В скандинавской традиции, запечатленной в исландской «Старшей Эдде», мифологизированы даже ругательства. Один из героев «Первой песни о Хельги убийце Хундинга» — Синфьётли кричит перед боем своему врагу, что ранее он жил с ним в образе волка и прижил от него детей. Близкие по смыслу оскорбления звучат также в другой песне «Эдды» — «Перебранка Локи». Сюжет этой древнескандинавской брани, при всей его фантастичности, отталкивается от мифологических представлений, относившихся к волкам-оборотням. Согласно «Саге о Вольсунгах», Синфьётли пребывал какое-то время в образе волка, и, как указывают исследователи, сама тема ритуального оборотничества восходит к традициям союзов воинов-волков, которые имели место не только в Скандинавии, но и у других индоевропейских народов.[383]
Обращение к скандинавским преданиям имеет особый смысл в свете неоднократно отмечавшихся тесных связей между древнерусской и скандинавскими социальными элитами. Закономерность тем более актуальная, что скандинавское влияние просматривается и в стилистике указанного граффито. Впрочем, «художник», процарапавший рядом с изображением пары фигуру змея, напоминающую о схожих скандинавских рисунках, был чужд каким-либо языческим воззрениям, но благочестиво взывал к Господу. Это позволяет понять смысл изображений змея и рогатого человека, т.е. черта, сделанных в качестве дополнения к изображению грешной пары. Фигуры черта и змея указывают на тему соблазнения Адама Евой, т.е. автор резюмировал таким образом свои впечатления от рисунка, сделанного его предшественником. Он хотел показать, что герои этого изображения, подобно Адаму и Еве, пали кознями врага рода человеческого, пославшего некогда змея-соблазнителя в райский сад.[384]
Имел ли в виду какой-то общеизвестный в то время сюжет и автор, запечатлевший изображение любовной пары? Если согласиться с выводами Лесмана, следует заключить, что его эротические фантазии вдохновляло какое-то верование, относящееся к демону-соблазнителю. Популярные в Западной Европе представления о таких существах, скрывающих свою сатанинскую природу за прекрасной женской внешностью, были знакомы и русской культуре. В одном из лечебников XVII столетия содержится даже рецепт от такого несчастья:
А коли с человеком чертовка живет, ино взяти перья павинаго и обвязати на себя по голому телу и носити перье подле себя или в мошне, опричь того пити вода или питье которое, а кладучи перье в ыное питье, а пити с того перья по 30 дней...[385]
Подобные представления хорошо известны в фольклоре западных и южных славян[386] и на Карпатах, где популярны истории о «лисовой пане» и «дикой бабе»[387]. Однако в русском фольклоре Нового времени такие истории практически неизвестны. Во Владимирской губернии рассказывали, правда, о женщинах-оборотнях, появлявшихся во время Святок, однако опасность они представляли не для молодых людей, но для девушек:
Оборотень святками является в виде девушки, чтобы заманивать девушек, сводить с парнями, которые угощают девушек, наконец, доходит и до половой связи, но случаев заедания до смерти не бывает.[388]

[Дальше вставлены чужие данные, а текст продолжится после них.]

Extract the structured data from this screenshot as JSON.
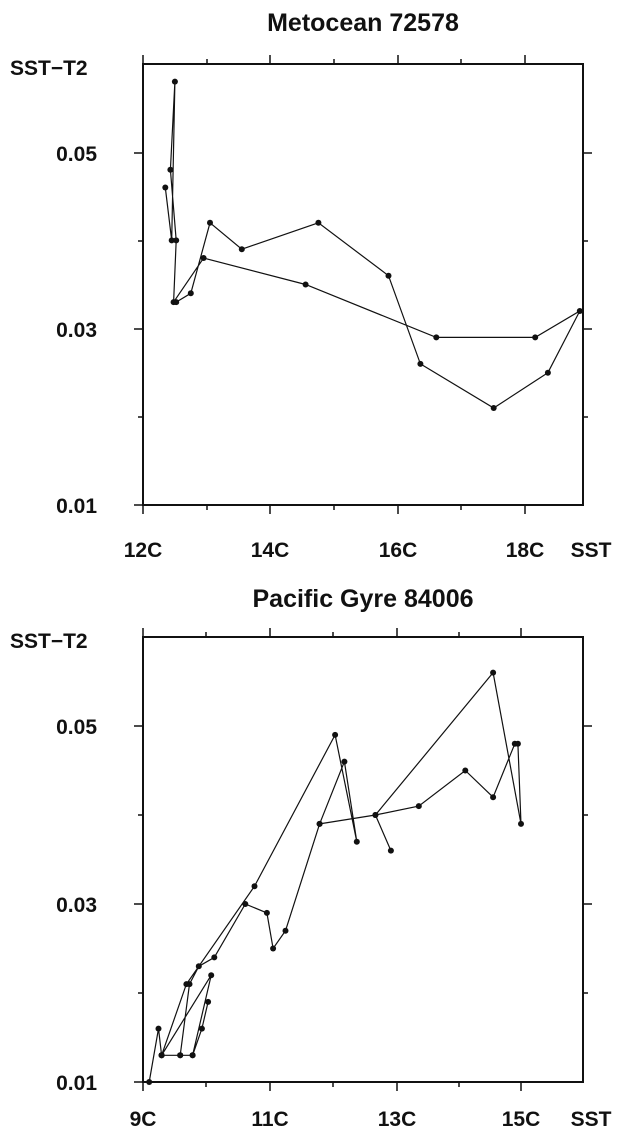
{
  "chart_data": [
    {
      "type": "line",
      "title": "Metocean 72578",
      "xlabel": "SST",
      "ylabel": "SST−T2",
      "xlim": [
        12,
        18.9
      ],
      "ylim": [
        0.01,
        0.06
      ],
      "x_tick_labels": [
        "12C",
        "14C",
        "16C",
        "18C"
      ],
      "x_tick_values": [
        12,
        14,
        16,
        18
      ],
      "x_minor_ticks": [
        13,
        15,
        17
      ],
      "y_tick_labels": [
        "0.01",
        "0.03",
        "0.05"
      ],
      "y_tick_values": [
        0.01,
        0.03,
        0.05
      ],
      "y_minor_ticks": [
        0.02,
        0.04
      ],
      "grid": false,
      "legend": "none",
      "series": [
        {
          "x": [
            12.35,
            12.45,
            12.5,
            12.43,
            12.52,
            12.48,
            12.95,
            14.55,
            16.6,
            18.15,
            18.85,
            18.35,
            17.5,
            16.35,
            15.85,
            14.75,
            13.55,
            13.05,
            12.75,
            12.52
          ],
          "y": [
            0.046,
            0.04,
            0.058,
            0.048,
            0.04,
            0.033,
            0.038,
            0.035,
            0.029,
            0.029,
            0.032,
            0.025,
            0.021,
            0.026,
            0.036,
            0.042,
            0.039,
            0.042,
            0.034,
            0.033
          ]
        }
      ]
    },
    {
      "type": "line",
      "title": "Pacific Gyre 84006",
      "xlabel": "SST",
      "ylabel": "SST−T2",
      "xlim": [
        9,
        16.1
      ],
      "ylim": [
        0.01,
        0.06
      ],
      "x_tick_labels": [
        "9C",
        "11C",
        "13C",
        "15C"
      ],
      "x_tick_values": [
        9,
        11,
        13,
        15
      ],
      "x_minor_ticks": [
        10,
        12,
        14,
        16
      ],
      "y_tick_labels": [
        "0.01",
        "0.03",
        "0.05"
      ],
      "y_tick_values": [
        0.01,
        0.03,
        0.05
      ],
      "y_minor_ticks": [
        0.02,
        0.04
      ],
      "grid": false,
      "legend": "none",
      "series": [
        {
          "x": [
            9.1,
            9.25,
            9.3,
            9.8,
            10.1,
            9.3,
            9.6,
            9.75,
            9.9,
            10.15,
            10.65,
            11.0,
            11.1,
            11.3,
            11.85,
            12.25,
            12.45,
            12.1,
            10.8,
            9.7,
            9.3,
            9.6,
            9.8,
            9.95,
            10.05
          ],
          "y": [
            0.01,
            0.016,
            0.013,
            0.013,
            0.022,
            0.013,
            0.013,
            0.021,
            0.023,
            0.024,
            0.03,
            0.029,
            0.025,
            0.027,
            0.039,
            0.046,
            0.037,
            0.049,
            0.032,
            0.021,
            0.013,
            0.013,
            0.013,
            0.016,
            0.019
          ]
        },
        {
          "x": [
            11.85,
            12.75,
            13.45,
            14.2,
            14.65,
            15.0,
            15.05,
            15.1,
            14.65,
            12.75,
            13.0
          ],
          "y": [
            0.039,
            0.04,
            0.041,
            0.045,
            0.042,
            0.048,
            0.048,
            0.039,
            0.056,
            0.04,
            0.036
          ]
        }
      ]
    }
  ]
}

Истории жен-соблазнительниц упоминаются, как правило, в нравоучительной христианской литературе, подобной, например, «Беседе отца с сыном о женской злобе».[389] Этой традиции следовал и автор написанной в 70-х годах XVII века «Повести о Савве Грудцыне». Герой «Повести...» становится жертвой любовной магии, однако речь идет об обычной женщине, и в конечном итоге главным соблазнителем Саввы оказывается Сатана.
В народных преданиях рассказывается обычно о демоническом соблазнении не мужчин, но женщин, в качестве сверхъестественного любовника которых выступает огненный змей.[390] Судя по тому, что эти предания явились одним из источников вероятных средневековой «Повести о Петре и Февронии Муромских» (XVI век) и былины «Алеша Попович и Змей Тугарин»,[391] — образ змея-любовника исключительно древний, но к нашему граффито какого-либо отношения он не имеет.

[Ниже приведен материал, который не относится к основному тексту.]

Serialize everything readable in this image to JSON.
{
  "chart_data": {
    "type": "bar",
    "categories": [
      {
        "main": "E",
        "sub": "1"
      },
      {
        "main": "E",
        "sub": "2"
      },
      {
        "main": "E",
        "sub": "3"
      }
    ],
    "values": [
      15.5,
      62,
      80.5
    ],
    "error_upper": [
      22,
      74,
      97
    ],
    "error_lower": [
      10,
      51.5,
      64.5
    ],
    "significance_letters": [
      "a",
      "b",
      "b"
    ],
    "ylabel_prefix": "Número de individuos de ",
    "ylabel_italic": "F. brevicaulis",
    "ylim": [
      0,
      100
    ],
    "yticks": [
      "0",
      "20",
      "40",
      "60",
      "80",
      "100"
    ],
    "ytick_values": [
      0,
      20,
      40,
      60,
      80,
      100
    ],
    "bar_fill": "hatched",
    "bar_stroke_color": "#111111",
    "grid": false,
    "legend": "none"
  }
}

Сочетание оборотничества и смены пола напоминает скорее о названных ранее мотивах скандинавского эпоса, однако насколько достоверна реконструкция, сделанная на основе прорези предполагаемых усов и сопоставления рисунка киевских Золотых ворот с граффито из Новгорода? Полагаю, единственное, о чем можно говорить с полной уверенностью, — это вызывающая непристойность киевского рисунка. Воспроизводил ли автор изображения реально увиденную им сценку или же он имел в виду какой-то фольклорный сюжет, — в любом случае вполне понятно, что послужило основополагающим стимулом для его творчества.
Мусин указывает, что столь обостренный интерес к сексуальной тематике особо характерен для замкнутых мужских коллективов. Авторами изображения любовников и сцены скотоложства были, очевидно, воины — стражи Золотых ворот, которые скрашивали свою службу подобными развлечениями. Это напоминает и забавы солдат из гарнизона под Полоцком, о чьем пристрастии к процарапыванию на костях изображений обнаженных женщин с непременной фиксацией внимания на вагине я уже упоминал ранее. Мусин утверждает, что эротические рисунки на Золотых воротах не так уж далеки от тех граффити, которые и в начале XXI столетия можно увидеть на КПП при входе в войсковые части, и постулирует общие черты некоей «дембельско-рыцарской культуры».[392]
Несмотря на отсутствие точных сюжетных аналогов, можно указать и на более традиционный круг сопоставлений. Героем «заветных» сказок часто выступает солдат, который с неутомимостью отбойного молотка «обрабатывает» всех встретившихся ему женщин. Еще более близкие соответствия обнаруживают русские пословицы и ругательства, обыгрывающие тему женского распутства.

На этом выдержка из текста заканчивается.